21 | ⚠️ Écorchés

116 11 4
                                    

Sous le coup des vingt-trois heures, les premiers clients prirent place dans la pénombre du Soprano. Comme toujours, Yvan était en première ligne, appuyé à la rambarde de l'escalier. Il les accueillait d'un petit signe de tête et d'un sourire aguicheur. Il aimait jouer de ses charmes et il n'en manquait pas. Raphaël resta en retrait derrière la scène agissant comme une barrière entre lui et les clients. À deux pas de lui, Allan soupira.

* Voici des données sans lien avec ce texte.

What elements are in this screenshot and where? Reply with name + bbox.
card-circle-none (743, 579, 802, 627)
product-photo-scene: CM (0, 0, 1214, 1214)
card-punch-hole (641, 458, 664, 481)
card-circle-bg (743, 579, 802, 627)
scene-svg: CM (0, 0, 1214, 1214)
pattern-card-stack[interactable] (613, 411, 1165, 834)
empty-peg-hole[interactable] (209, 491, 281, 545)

— Bon, je vais accomplir ce pourquoi personne ne me paye, dit-il avant de s'éloigner.

Raphaël souffla du nez et le suivit du regard alors qu'il se dirigeait vers la table ronde déjà occupée, dans le fond de la salle.

Quand il se décida à bouger, – pour se faire voir par Louka plus que parce qu'il en avait envie, – il se faufila entre les tables et salua les habitués avec qui il avait développé une affinité au cours des concerts. Il réussit à esquiver les demandes plus entreprenantes et se réfugia à nouveau sous l'escalier pour guetter l'arrivée des clients. Il s'étonna de n'en avoir toujours pas aperçu un en particulier, mais aussitôt cette pensée évoquée, Aquilino Lehum franchit le seuil du Soprano. Il balada son regard sur la salle – un peu plus remplie que d'usage – et s'assit dans le carré VIP. Il croisa les jambes et rabattit son bras pour poser son coude sur l'appui-tête. Il donnait l'impression d'être à l'aise et sûr de lui. Il garda la tête haute et croisa chaque regard sans l'éviter. Un parfait écran de fumée.

Lino connaissait sa cachette et ne tarderait pas à tourner les yeux dans sa direction, mais alors qu'il allait changer de point d'observation, une paire de mains lui saisit la taille. Raphaël fut rabattu contre le torse d'un homme qui posa le menton sur son épaule en l'entourant de ses bras.

— Tu te caches et tu as l'air sauvage ; tu dois être Raphaël.

— Bravo.

Raphaël essaya de mieux le distinguer en tournant la tête, mais l'homme le maintint trop fermement pour le lui permettre. Il distingua néanmoins le sourire aux coins de ses lèvres.

— Accorde-moi vingt minutes de toi et ça sera parfait.

— J'ai le droit de refuser ?

L'homme s'inclina pour l'embrasser sous l'oreille.

— J'ignorais que vous aviez le droit de dire non. Ça a bien changé ici.

Raphaël s'offusqua et essaya de se dégager.

— Ah ouais ? C'est une vérité générale ça ?

L'homme émit un petit ricanement et le relâcha. Raphaël s'éloigna à vive allure. Il n'avait même pas cinq minutes de lui à accorder.

Calista l'intercepta quelques mètres plus loin.

— Il voulait quoi, le gars sous l'escalier ?

— Que je monte avec lui.

— Pourquoi t'es pas en haut alors ?

Raphaël lui lança un regard froid.

— Tu t'es pris pour une pute de luxe ? Tu crois que tu peux sélectionner tes clients ?

Lino perçut la voix de Calista à travers la musique. Il se redressa et concentra son attention sur elle, mais Left surgit près de lui.

— Putain, tu réponds jamais au téléphone ? Demanda-t-il excédé.

— On me l'a volé, répondit Lino surpris.

Il avait dit la première chose qui lui était venue en tête. Left resta figé quelques secondes.

— C'est pas une raison !

Calista claqua des doigts devant les yeux de Raphaël.

— Obstine-toi à refuser les clients et tu quitteras cette terre dans la douleur. Grouille-toi d'aller jusqu'au comptoir où je m'en chargerais personnellement.